I just got back in touch with my inner 500mm mirror lens.
I've had a 500mm f/8 Reflex Nikkor since, basically, forever. For years, well decades, it rode around in my trunk. Eventually - like twenty, twenty-five years ago - the old mirror lens was supplanted by more "practical" long lenses, like a 400mm 3.5, and a 300mm 2.8, then a 500mm 4, 400mm 2.8, and a 600mm 4 when I needed it. You get the idea. The old mirror lens eventually moved from my trunk to the back of my camera cabinet at home.
Which I am now trying to civilize. I'm selling old and stupid stuff, putting things in order, getting stuff repaired - the kind of thing you do every ten years or so, whether it's needed or not.
And I pulled out the old mirror lens. So I marched outside to the creek with it and sat on the bank and photographed whatever happened by for five minutes and six seconds (according to the Exif data) And this thing is just so damned cool! It used to be that you had about three choices for exposure level for any given film speed (1/500th, 1/1000th, and 1/2000th. Well, and 1/250 most of the time.) Neutral density filters made the lens unfocusable. On a modern digital camera, you've got two more shutter speeds and four more instantly changeable ISOs. The lens fits in a bag, weighs nothing, and is hand holdable to an easy-ish 1/250th. Close focus is very reasonable.

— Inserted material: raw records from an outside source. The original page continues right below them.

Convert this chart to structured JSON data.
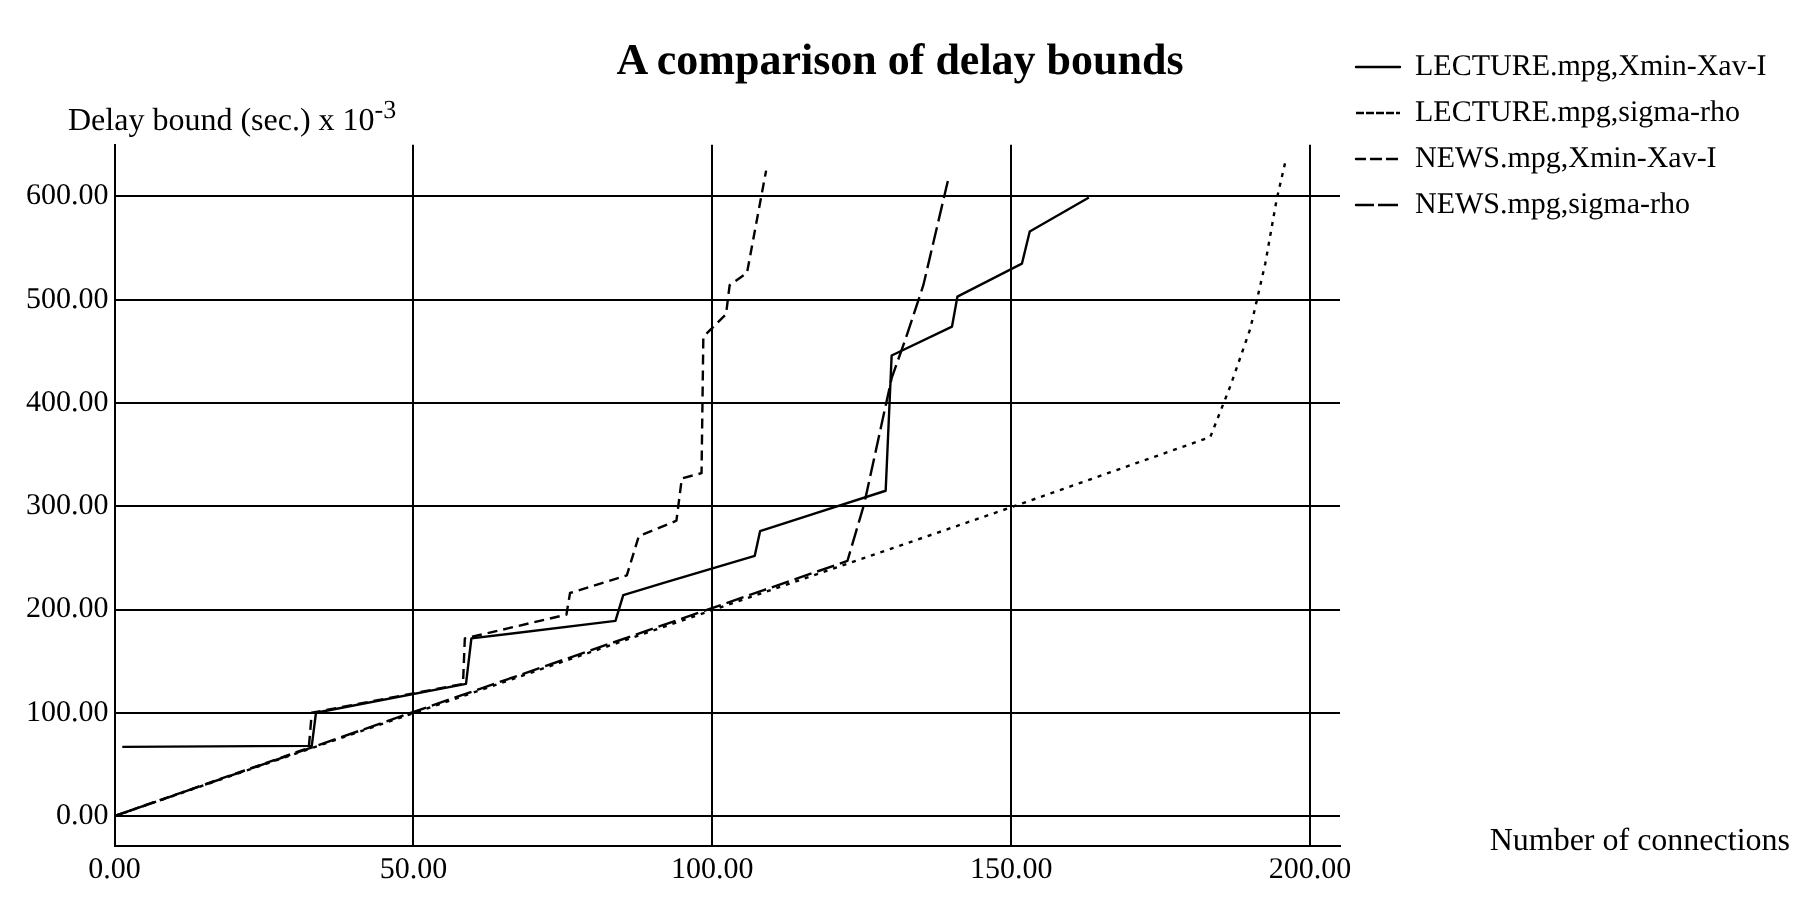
{
  "chart_data": {
    "type": "line",
    "title": "A comparison of delay bounds",
    "ylabel": "Delay bound (sec.) x 10$^{-3}$",
    "xlabel": "Number of connections",
    "xlim": [
      0,
      205
    ],
    "ylim": [
      -29,
      650
    ],
    "xticks": [
      {
        "value": 0,
        "label": "0.00"
      },
      {
        "value": 50,
        "label": "50.00"
      },
      {
        "value": 100,
        "label": "100.00"
      },
      {
        "value": 150,
        "label": "150.00"
      },
      {
        "value": 200,
        "label": "200.00"
      }
    ],
    "yticks": [
      {
        "value": 0,
        "label": "0.00"
      },
      {
        "value": 100,
        "label": "100.00"
      },
      {
        "value": 200,
        "label": "200.00"
      },
      {
        "value": 300,
        "label": "300.00"
      },
      {
        "value": 400,
        "label": "400.00"
      },
      {
        "value": 500,
        "label": "500.00"
      },
      {
        "value": 600,
        "label": "600.00"
      }
    ],
    "grid": true,
    "legend": "right",
    "marker": "none",
    "series": [
      {
        "name": "LECTURE.mpg,Xmin-Xav-I",
        "color": "#000000",
        "line_style": "solid",
        "x": [
          1.3,
          33,
          33.7,
          58.8,
          59.7,
          83.8,
          85.1,
          92,
          107.1,
          108,
          129,
          130,
          140.1,
          141,
          151.8,
          153.1,
          163
        ],
        "values": [
          67,
          68,
          100,
          128,
          172,
          189,
          214,
          226,
          252,
          276,
          315,
          446,
          474,
          503,
          535,
          566,
          599
        ]
      },
      {
        "name": "LECTURE.mpg,sigma-rho",
        "color": "#000000",
        "line_style": "dotted",
        "x": [
          0,
          150,
          183.3,
          186.7,
          190,
          192.5,
          194.4,
          196
        ],
        "values": [
          0,
          299,
          367,
          417,
          472,
          535,
          597,
          637
        ]
      },
      {
        "name": "NEWS.mpg,Xmin-Xav-I",
        "color": "#000000",
        "line_style": "dashed",
        "x": [
          0,
          32.5,
          33,
          58.3,
          58.6,
          75.6,
          76.2,
          85.7,
          87.7,
          94,
          94.9,
          98.2,
          98.5,
          102.3,
          102.9,
          105.8,
          109
        ],
        "values": [
          0,
          66,
          100,
          128,
          172,
          195,
          216,
          233,
          271,
          286,
          327,
          332,
          464,
          486,
          514,
          526,
          625
        ]
      },
      {
        "name": "NEWS.mpg,sigma-rho",
        "color": "#000000",
        "line_style": "dashed",
        "x": [
          0,
          122.6,
          125.4,
          130,
          132.5,
          135.3,
          139.4
        ],
        "values": [
          0,
          247,
          302,
          424,
          465,
          514,
          615
        ]
      }
    ]
  }
}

It's sharp and contrasty. Not 400 2.8 sharp, but 300 4.5 ED IF sharp, easily. It's "practical" all of a sudden! And now with everybody all about bokeh, those annular highlights are the bee's knees.
I checked on eBay. You can grab these things for less than $300 (for the newer series no less)
Mr ibis here was shot at 1/250th, handheld, at ISO 400.
I don't know if anybody else will find this intriguing, but I'm all (re)excited.